When it comes to the security of the paperless system, HR departments should ensure that the electronic records are safe from both external threats and internal snooping by employees and even management.
If HR departments decide to save all data permanently, they should be careful about how the data is maintained, how secure the data is, and whether it is on the server and open to dangers of crashing. The business organization should also backup the data and how to retrieve it from backup.
- Internal – Make sure that your paperless system gives access to the employees or management in keeping with their rights or privileges. For instance, not everyone in HR has the right to access the medical information of an employee. The Health Insurance Portability and Accountability Act (HIPAA) guarantees the privacy of such information. Medical data including race, ethnicity and age should be kept safe so that a supervisor who is looking to fire someone cannot access this information.

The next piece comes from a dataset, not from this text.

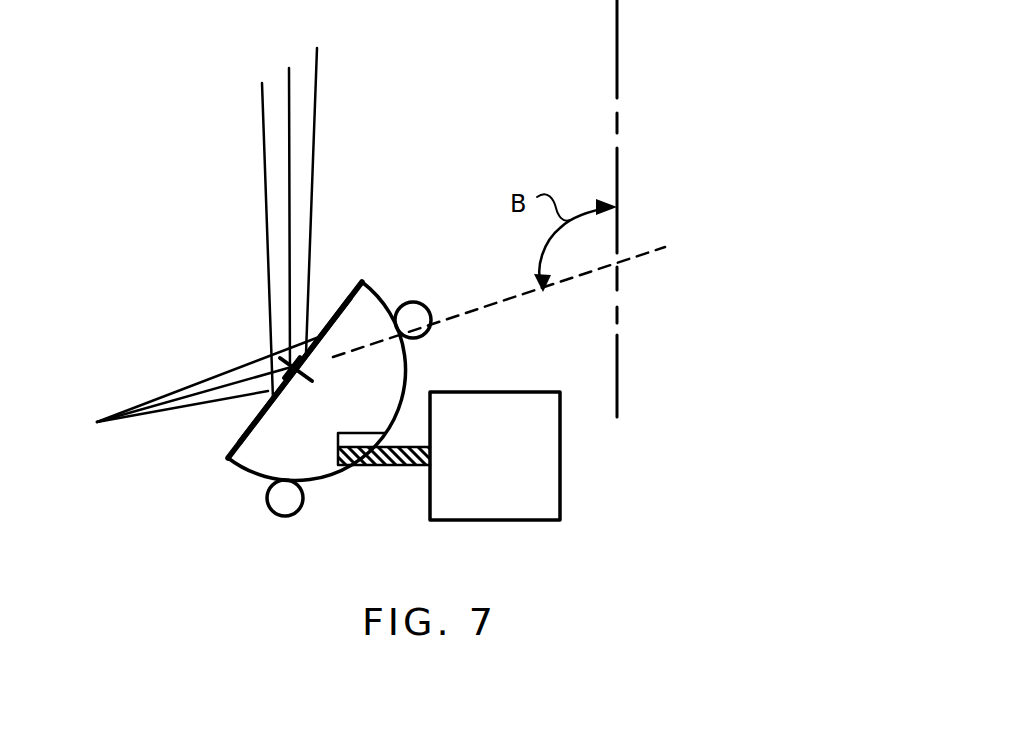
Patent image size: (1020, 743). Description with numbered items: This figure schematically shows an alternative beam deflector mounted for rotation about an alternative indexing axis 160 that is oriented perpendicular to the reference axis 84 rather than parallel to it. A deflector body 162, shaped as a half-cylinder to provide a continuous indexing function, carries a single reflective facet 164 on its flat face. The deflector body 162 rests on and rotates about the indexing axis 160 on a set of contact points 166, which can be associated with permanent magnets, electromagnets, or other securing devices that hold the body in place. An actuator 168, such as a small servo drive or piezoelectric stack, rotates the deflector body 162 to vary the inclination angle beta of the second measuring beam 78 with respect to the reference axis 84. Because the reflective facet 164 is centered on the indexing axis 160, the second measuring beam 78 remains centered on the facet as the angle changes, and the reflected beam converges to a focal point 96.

Employment contracts and salary agreements should also be ensured restricted access.
- External – Security measures such as passwords, firewalls and encryption can keep your electronic records safe from external intruders. Tighten your security measures if the HR documents are stored on a computer which is not controlled by the organization, especially in the case of cloud computing. For example, Google provides free storage on a cloud computing system, but it is subjected to data mining, profiling and analytics. At the same time, the search engine giant also offers a separate, paid system that does not support this kind of practice. The former option is not safe for sensitive HR information.
The preservation of Meta data (the identity of the author, the date when the file was created and last accessed) is also important to prove the authenticity of information. Though this information is preserved automatically in Microsoft Windows-based documents, it may get lost during PDF conversion. Microsoft Outlook or other calendar-keeping software can capture some information about when an event took place, which could be significant in legal cases. However, IT departments routinely wipe hard drives of departing employees, so such information is usually lost.